Note that a resonant circuit for high-frequency vibration may be provided in parallel in the machining gap, or an external capacitor may be connected using the inductance of a vibrator to form a resonant circuit, or the resonant circuit may be a parallel resonant circuit.
By using a resonant circuit, it is possible to perform adaptive control to the machining gap, and in particular, by configuring the resonant circuit using C or L of the vibrator, the device can be easily configured. . Further, this high-frequency vibration generator may generate independent vibrations using an independent oscillator.

Further, the vibration may be applied to the workpiece, and high-frequency vibration may be applied to the electrode, reciprocating vibration may be applied to the workpiece, or vice versa.
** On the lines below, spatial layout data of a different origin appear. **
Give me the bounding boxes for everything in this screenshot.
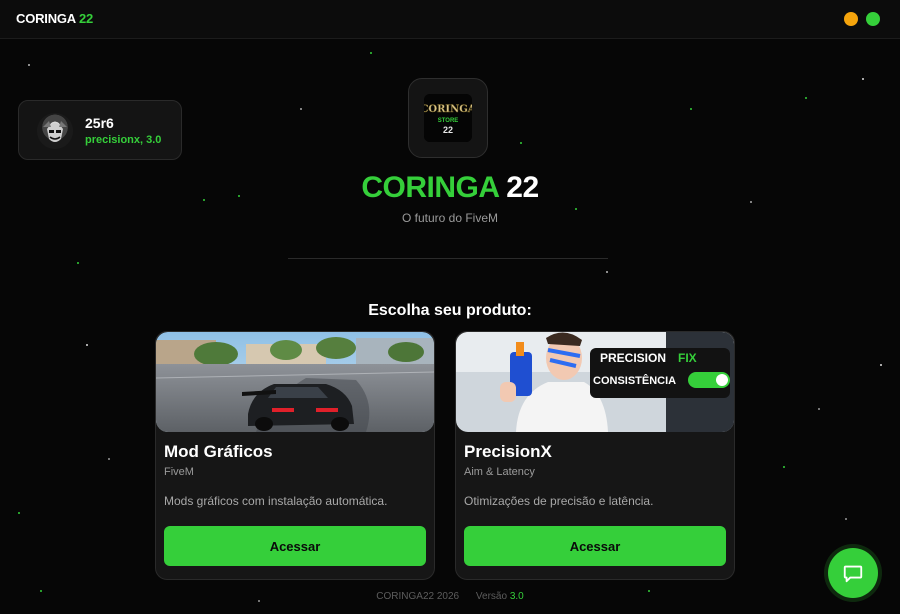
product-image: PRECISION FIX CONSISTÊNCIA	[456, 332, 734, 432]
product-title: Mod Gráficos	[164, 442, 273, 461]
logo-container: CORINGA STORE 22	[408, 78, 488, 158]
avatar	[37, 113, 73, 149]
logo-line-1: CORINGA	[424, 104, 472, 115]
product-title: PrecisionX	[464, 442, 552, 461]
hero-title: CORINGA 22	[0, 171, 900, 205]
footer-version-label: Versão	[475, 591, 508, 602]
hero-tagline: O futuro do FiveM	[401, 211, 499, 225]
user-card[interactable]: 25r6 precisionx, 3.0	[18, 100, 182, 160]
section-title: Escolha seu produto:	[368, 302, 532, 319]
app-brand: CORINGA 22	[16, 11, 93, 26]
minimize-icon[interactable]	[844, 12, 858, 26]
product-tag: Aim & Latency	[464, 466, 535, 478]
divider	[288, 258, 608, 259]
logo-line-3: 22	[443, 125, 453, 135]
product-description: Mods gráficos com instalação automática.	[164, 494, 388, 508]
product-tag: FiveM	[164, 466, 194, 478]
product-card-mod-graficos: Mod Gráficos FiveM Mods gráficos com ins…	[155, 331, 435, 580]
chat-button[interactable]	[828, 548, 878, 598]
chat-icon	[843, 565, 863, 583]
banner-text-precision: PRECISION	[600, 351, 666, 365]
access-button-mod-graficos[interactable]: Acessar	[164, 526, 426, 566]
brand-name: CORINGA	[16, 11, 76, 26]
banner-text-consistencia: CONSISTÊNCIA	[593, 374, 676, 387]
footer-copyright: CORINGA22 2026	[376, 591, 460, 602]
username: 25r6	[85, 115, 114, 131]
hero-title-brand: CORINGA	[361, 171, 499, 204]
access-button-precisionx[interactable]: Acessar	[464, 526, 726, 566]
maximize-icon[interactable]	[866, 12, 880, 26]
hero-title-number: 22	[506, 171, 539, 204]
banner-text-fix: FIX	[678, 351, 697, 365]
footer: CORINGA22 2026 Versão 3.0	[0, 591, 900, 602]
product-description: Otimizações de precisão e latência.	[464, 494, 654, 508]
store-logo: CORINGA STORE 22	[424, 94, 472, 142]
brand-number: 22	[78, 11, 93, 26]
footer-version: 3.0	[509, 591, 524, 602]
product-image	[156, 332, 434, 432]
user-subscription: precisionx, 3.0	[85, 134, 162, 146]
title-bar: CORINGA 22	[0, 0, 900, 39]
product-card-precisionx: PRECISION FIX CONSISTÊNCIA PrecisionX Ai…	[455, 331, 735, 580]
logo-line-2: STORE	[438, 118, 459, 124]
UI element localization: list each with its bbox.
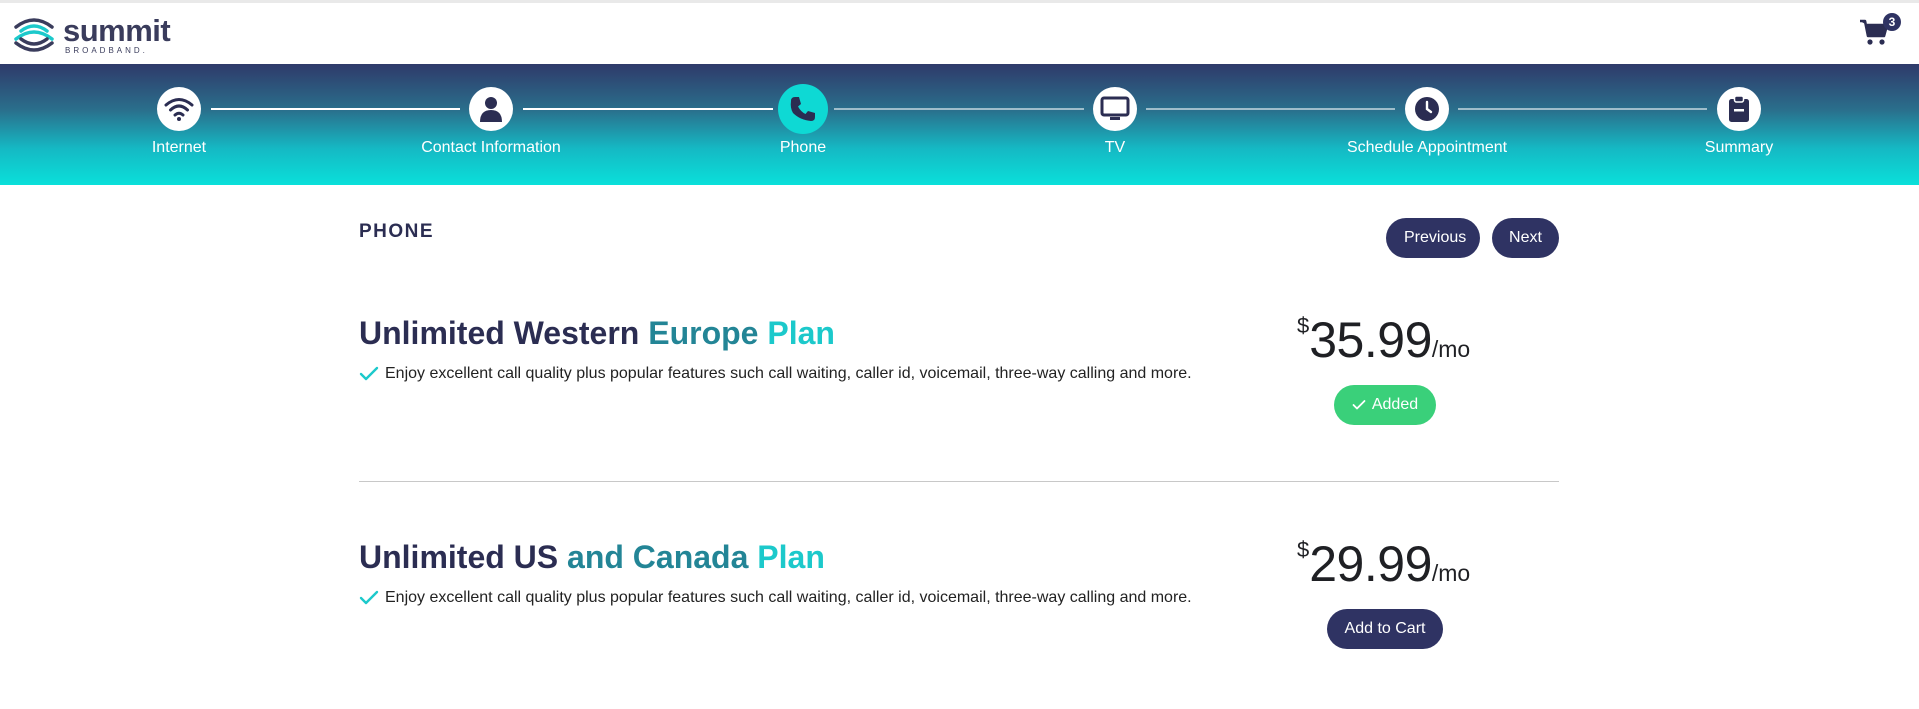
summit-logo[interactable]: summit BROADBAND. bbox=[12, 13, 171, 57]
price-amount: 35.99 bbox=[1309, 312, 1432, 368]
step-connector bbox=[1458, 108, 1707, 110]
checkmark-icon bbox=[359, 366, 379, 381]
person-icon bbox=[480, 97, 502, 122]
price-currency: $ bbox=[1297, 537, 1310, 562]
step-label: TV bbox=[1104, 139, 1126, 156]
checkmark-icon bbox=[1352, 400, 1366, 410]
plan-feature-text: Enjoy excellent call quality plus popula… bbox=[385, 365, 1192, 382]
plan-price: $35.99/mo bbox=[1297, 311, 1497, 369]
step-label: Schedule Appointment bbox=[1346, 139, 1508, 156]
price-currency: $ bbox=[1297, 313, 1310, 338]
plan-feature: Enjoy excellent call quality plus popula… bbox=[359, 589, 1192, 607]
price-period: /mo bbox=[1431, 560, 1471, 586]
checkmark-icon bbox=[359, 590, 379, 605]
step-connector bbox=[834, 108, 1084, 110]
step-label: Phone bbox=[779, 139, 827, 156]
step-connector bbox=[1146, 108, 1395, 110]
previous-button[interactable]: Previous bbox=[1386, 218, 1480, 258]
progress-stepper: Internet Contact Information Phone TV Sc… bbox=[0, 64, 1919, 185]
summit-logo-icon bbox=[14, 18, 54, 52]
plan-title: Unlimited Western Europe Plan bbox=[359, 315, 835, 351]
step-label: Contact Information bbox=[421, 139, 561, 156]
step-label: Internet bbox=[151, 139, 207, 156]
added-button[interactable]: Added bbox=[1334, 385, 1436, 425]
cart-count-badge: 3 bbox=[1883, 13, 1901, 31]
step-label: Summary bbox=[1704, 139, 1774, 156]
step-connector bbox=[523, 108, 773, 110]
clock-icon bbox=[1415, 97, 1439, 121]
price-amount: 29.99 bbox=[1309, 536, 1432, 592]
plan-title: Unlimited US and Canada Plan bbox=[359, 539, 825, 575]
plan-feature-text: Enjoy excellent call quality plus popula… bbox=[385, 589, 1192, 606]
wifi-icon bbox=[164, 98, 194, 121]
next-button[interactable]: Next bbox=[1492, 218, 1559, 258]
price-period: /mo bbox=[1431, 336, 1471, 362]
brand-subtitle: BROADBAND. bbox=[65, 46, 148, 55]
plan-card: Unlimited US and Canada Plan Enjoy excel… bbox=[359, 536, 1559, 709]
phone-icon bbox=[790, 97, 815, 121]
plan-price: $29.99/mo bbox=[1297, 535, 1497, 593]
cart-button[interactable]: 3 bbox=[1859, 13, 1901, 51]
section-title: PHONE bbox=[359, 221, 435, 242]
plan-divider bbox=[359, 481, 1559, 482]
plan-feature: Enjoy excellent call quality plus popula… bbox=[359, 365, 1192, 383]
brand-name: summit bbox=[63, 13, 171, 48]
clipboard-icon bbox=[1729, 95, 1749, 122]
tv-icon bbox=[1100, 96, 1130, 120]
add-to-cart-button[interactable]: Add to Cart bbox=[1327, 609, 1443, 649]
step-connector bbox=[211, 108, 460, 110]
site-header: summit BROADBAND. 3 bbox=[0, 3, 1919, 64]
added-button-label: Added bbox=[1371, 396, 1419, 413]
plan-card: Unlimited Western Europe Plan Enjoy exce… bbox=[359, 312, 1559, 485]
[Brief explanation of the drawing]

The drawing is a configuration diagram of an embodiment of the present invention. 1 is a processing electrode, 2 is a workpiece, 3 is a vibration horn, 4 is a high frequency vibrator, 5 is an inductance wire, 6 is an electromagnet for reciprocating motion, and 9 is a processing power source.

Claims (1)

[Scope of Claims] 1. A machining electrode, a machining gap formed between the electrode and the workpiece, a machining power source that supplies machining pulses to the machining gap, and a machining power source that supplies machining pulses to the electrode or the workpiece, and
~10μ, a high frequency vibration device that gives high frequency vibrations with a frequency of about 10 to 200KHz, and a vibration stroke in the direction of expanding the machining gap by elastically supporting the electrode that is vibrated at high frequency relative to the workpiece by the high frequency vibration device. is an electrical discharge machining device characterized by being equipped with a low-frequency vibration device that generates reciprocating vibrations of a maximum of 0.1 to 1 mm and a frequency of about 50 to 500 Hz. 2. Claim 1, wherein the vibration device for applying high-frequency vibration is vibrated by the resonant power of a resonant circuit provided in series or parallel to the machining gap.
The electric discharge machining device described in . 3 The resonant circuit has C of the vibrator of the vibrating device.
The electrical discharge machining apparatus according to claim 2, wherein a series resonant circuit or a parallel resonant circuit is formed using L or L.